А потом меня уже было не остановить. Когда ты избавился от молодости, остановить тебя гораздо труднее. Нет, я не вижу тут иронии или чего-то такого. Ее только в книгах увидишь. То было одно, а это — другое, и они никак не связаны.

Осенью я познакомился с Мэриан, и через год мы поженились. Она была очень разумная девушка, и все у нас получилось как нельзя лучше. Может быть, детьми мы обзавелись рановато, но она всегда хотела детей. Когда у тебя дети и дом, ты и сам становишься устойчивее. А что зачитывается книжками про любовь — пусть ее. Лишь бы меня не заставляла.

В книге я столкнулся бы с Евой или набрел на фамилию Ферфью в газете. Но этого не случилось и, думаю, никогда не случится. По моим представлениям, они все еще живут в Чантри, а такими местами, как Чантри, газеты не интересуются. Одного только не могу себе представить — чтобы кто-нибудь из них умер.

Кстати, я бы не отказался увидеть Ферфью. Я говорю — он мне понравился. Упрекнуть его могу только в том, что он увез их раньше, чем истек срок найма. Нет, все правильно, у него были свои причины. Но им оставалось еще две недели — две недели до первого. И тогда был бы ровно год.

А теперь, когда я ложусь спать, на соседней кровати лежит Мэриан — и тут тоже все правильно. Вернуться на речную плантацию я попробовал лишь однажды — после съезда в Чикаго, и был я сильно навеселе. Только попасть мне туда не удалось. Я стоял на другом берегу и видел дом за рекой. Такой же, как всегда, но выглядел он необитаемым. По крайней мере, никто не подошел к окну… никто не вышел.


Перевод В. Голышева

Все были очень милы

Да, с последней нашей встречи я, наверно, растолстел, хотя и ты не похож на голодающего. Конечно, вам, лекарям, надо держать форму — больше следите за собой, чем мы, коммерсанты. По выходным стараюсь играть в гольф, иногда хожу на яхте. Но на встрече выпускников, когда играли в бейсбол, четырех раз на подаче мне хватило. Ушел с поля, уступил место Арту Корлиссу.

Жаль, что тебя не было. Все-таки двадцатилетие — это веха, и выпуск гордится своей знаменитостью. Как там было в журнале: «Самый блестящий молодой психиатр страны»? Я, может быть, психиатрию от подкидного не отличу, но показал статью Лайзе, говорю, это наш Спайк Гаретт, — и знаешь, произвело впечатление; редкий случай.
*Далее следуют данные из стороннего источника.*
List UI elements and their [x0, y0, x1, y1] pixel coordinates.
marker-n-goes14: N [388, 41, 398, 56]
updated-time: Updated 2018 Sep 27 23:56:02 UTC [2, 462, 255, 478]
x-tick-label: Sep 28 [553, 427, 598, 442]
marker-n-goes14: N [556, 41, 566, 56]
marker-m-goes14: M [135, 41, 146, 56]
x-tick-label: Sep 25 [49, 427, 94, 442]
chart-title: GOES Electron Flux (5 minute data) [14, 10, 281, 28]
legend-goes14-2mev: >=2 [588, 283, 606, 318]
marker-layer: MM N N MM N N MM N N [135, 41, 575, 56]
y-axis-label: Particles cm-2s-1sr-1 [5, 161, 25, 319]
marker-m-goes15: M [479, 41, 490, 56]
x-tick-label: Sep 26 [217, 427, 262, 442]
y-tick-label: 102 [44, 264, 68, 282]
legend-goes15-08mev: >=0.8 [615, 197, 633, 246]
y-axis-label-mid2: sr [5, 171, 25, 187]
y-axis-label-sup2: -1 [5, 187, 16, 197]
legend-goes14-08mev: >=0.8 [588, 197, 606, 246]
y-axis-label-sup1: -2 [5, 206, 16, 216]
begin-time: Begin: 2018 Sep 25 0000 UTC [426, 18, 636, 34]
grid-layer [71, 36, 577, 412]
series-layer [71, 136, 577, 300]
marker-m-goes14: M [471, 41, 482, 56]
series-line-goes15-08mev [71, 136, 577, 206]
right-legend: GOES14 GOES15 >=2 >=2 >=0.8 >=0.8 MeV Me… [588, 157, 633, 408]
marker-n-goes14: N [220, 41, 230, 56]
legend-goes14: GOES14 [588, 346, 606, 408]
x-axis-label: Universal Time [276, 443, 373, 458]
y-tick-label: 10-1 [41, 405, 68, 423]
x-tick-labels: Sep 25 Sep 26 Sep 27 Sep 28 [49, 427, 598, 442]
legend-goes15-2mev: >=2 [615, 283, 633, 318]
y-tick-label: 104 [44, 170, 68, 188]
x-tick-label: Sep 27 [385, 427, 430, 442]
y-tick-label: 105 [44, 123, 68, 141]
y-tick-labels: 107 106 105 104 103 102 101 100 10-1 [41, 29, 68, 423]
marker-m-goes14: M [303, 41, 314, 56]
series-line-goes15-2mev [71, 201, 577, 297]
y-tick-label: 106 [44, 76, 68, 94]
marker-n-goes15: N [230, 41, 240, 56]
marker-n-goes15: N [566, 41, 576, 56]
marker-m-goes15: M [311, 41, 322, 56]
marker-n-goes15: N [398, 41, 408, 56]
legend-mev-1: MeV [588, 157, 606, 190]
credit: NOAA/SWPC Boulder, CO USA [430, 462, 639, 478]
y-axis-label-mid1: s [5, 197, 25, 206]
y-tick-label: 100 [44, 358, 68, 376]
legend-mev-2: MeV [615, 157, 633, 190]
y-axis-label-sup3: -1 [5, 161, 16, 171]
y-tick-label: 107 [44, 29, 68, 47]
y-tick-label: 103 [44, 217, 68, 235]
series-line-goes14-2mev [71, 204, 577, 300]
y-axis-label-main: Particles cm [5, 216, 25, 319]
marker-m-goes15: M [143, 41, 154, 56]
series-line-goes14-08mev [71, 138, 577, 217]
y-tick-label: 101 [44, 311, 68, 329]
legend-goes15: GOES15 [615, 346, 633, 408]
Биржевиков она считает довольно серой публикой. Хорошо бы ты как-нибудь пришел к нам обедать — покажу тебе квартиру, близнецов. Нет, наши с Лайзой. Оба — мальчики, представляешь? А остальные у Салли. Барбара уже совсем взрослая.

Словом, грех жаловаться. Пусть я не так знаменит, как ты, но на хлеб зарабатываю, несмотря на всякие мозговые тресты, да еще дом на Лонг-Айленде приходится держать. Жаль, что ты так редко наведываешься на Восток, — вид из гостевого домика отличный, на пролив, а если бы тебе захотелось, например, усесться писать книгу, мы бы тебе не докучали. Вот уже два года меня именуют партнером — видимо, так оно и есть. До сих пор их дурачу. А если серьезно, фирма у нас симпатичная. Дела ведем осмотрительно, но это не значит, что мы забурели, как утверждают ретивые. Вообще, тебе бы стоило прочесть, что о нас написали в последнем номере «Боул-стрит джорнел». Напомни, чтобы я тебе показал.

Но узнать-то мне хочется о твоей работе… помнишь наши университетские разговоры? Спайк Гаретт, Маг Медицины! Я ведь даже пару книг твоих прочел, старый прохвост, — веришь или нет? Ты меня порядком запутал этим делом с Id и Ego, в психоанализе — область бессознательного, источник инстинктивной энергии, стремящейся реализовать себя на основе принципа удовольствия[42]. Но я скажу: если такой человек, как Спайк Гаретт, в это верит, значит, в этом что-то есть. Есть ведь, правда? Нет, понимаю, с ходу ты мне ответа не дашь. Но постольку поскольку система есть… и лекаря ведь знают что делают.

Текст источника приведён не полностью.